Everybody loves Silicon Valley. I do too! They are building the future etc. etc. But when we set out to build a constituency for Globalism they present a real challenge. Disrupting things is nice, but if this past election taught us anything it’s that people are feeling just a bit too disrupted. A populace that is losing economic ground to a changing economy isn’t going to get excited about Amazon or Facebook’s commandeering of larger and larger slices of the economy.
We talk a lot about bubbles when it comes to politics. But they apply to economics too. If you’ve got a college education and a great job, it’s likely that you and your friends delight in the ease and convenience of every new service and app. Many outside of privileged circles do as well. But they’re just as likely to feel left out as their prospects steadily fade in the new economy.
People should be working to build the future. And not just to make money off of it. Facebook founder Mark Zuckerberg took a crack at it recently. His manifesto has some interesting ideas, but it was disconcerting how closely it aligns what is good for the world with what is good for Facebook. We need to build a better, safer, more free world. Silicon valley is vital, but the Globalist effort can’t be left to Tech Utopians looking to make a buck. All we’ll find in that direction is dystopia and more electoral disaster…

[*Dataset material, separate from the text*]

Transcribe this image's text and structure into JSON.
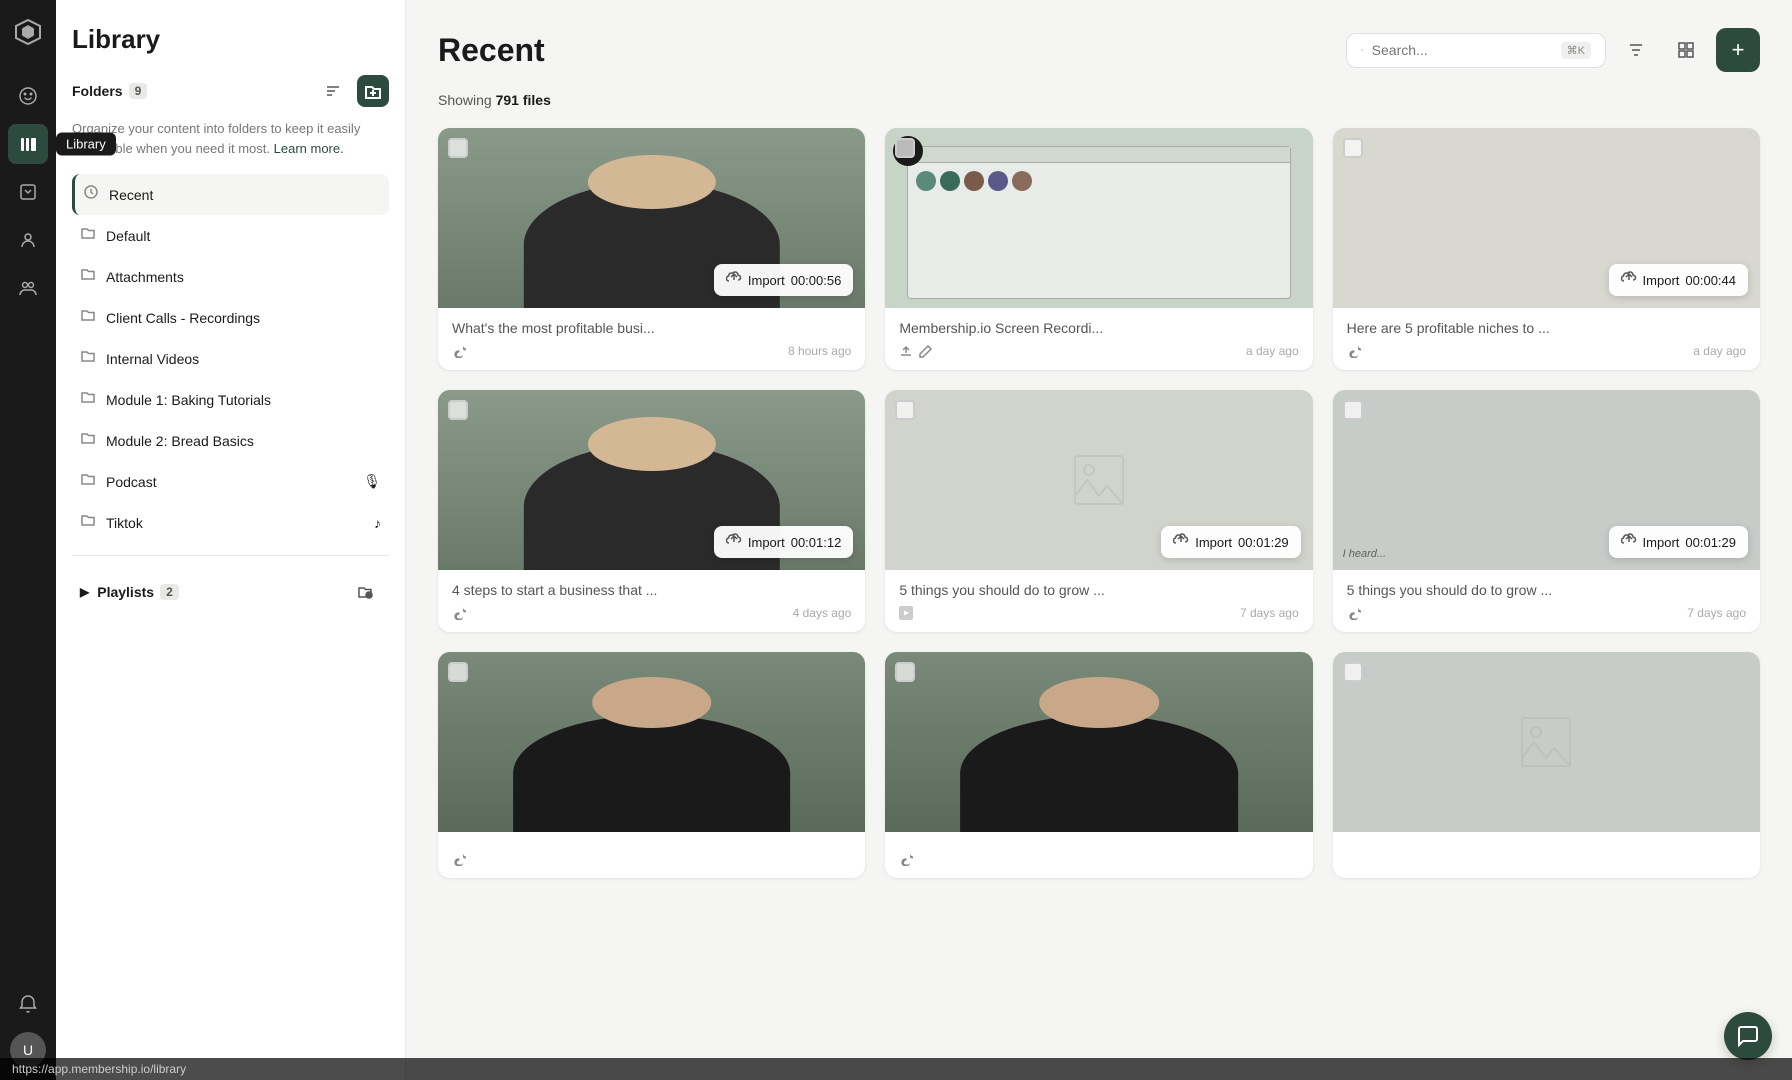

I’m honestly not sure how serious I am about this one. But I am sure that our current party system is broken. The Republicans and Democrats simply don’t represent the true tensions of 21st century living. I’d like to use the discussion of Globalism to pick apart what parties that actually represented opposite sides of a discussion might look like.
“Globalist” as it stands now is mostly a term of abuse. It’s a catch all term used to describe the “transnational elites”, and depending on the flavor of conspiracy you prefer it can refer to the UN, the Elders of Zion, or telekinetic space lizards. The only people who take the term seriously are nuts. I think that’s a missed opportunity. In fact, “Globalist” is a neat way to describe one of the positions on the most important question posed by globalization: How do we strike the right balance between sovereignty and connection?
To what extent should each country cooperate with other countries? Where should the lines be drawn? What is international law? Where does each country draw the line? These questions are fascinating. On many issues I think Sovereignty should be respected more. But I also know that a country has to make allowances to international consensus if it wants to compete in the 21st century.
I can’t claim to have the answers here. I’ve got some thoughts. But we don’t discuss this stuff enough. The decisions just seem to get made, while the two major parties run around arguing about guns, abortion, and the methods we should use to bomb other countries into the stone age. The important conversations on globalization and sovereignty get left to cranks like Alex Jones. That’s too bad. The current plight of the EU should be a cautionary tale. For too long the folks in charge assumed that they could just get on with European integration, without really making the case for it. Well there are new folks in charge in the UK now… We can’t afford to leave this discussion to the nationalists and the cranks. With this series I hope to elevate the discussion a bit.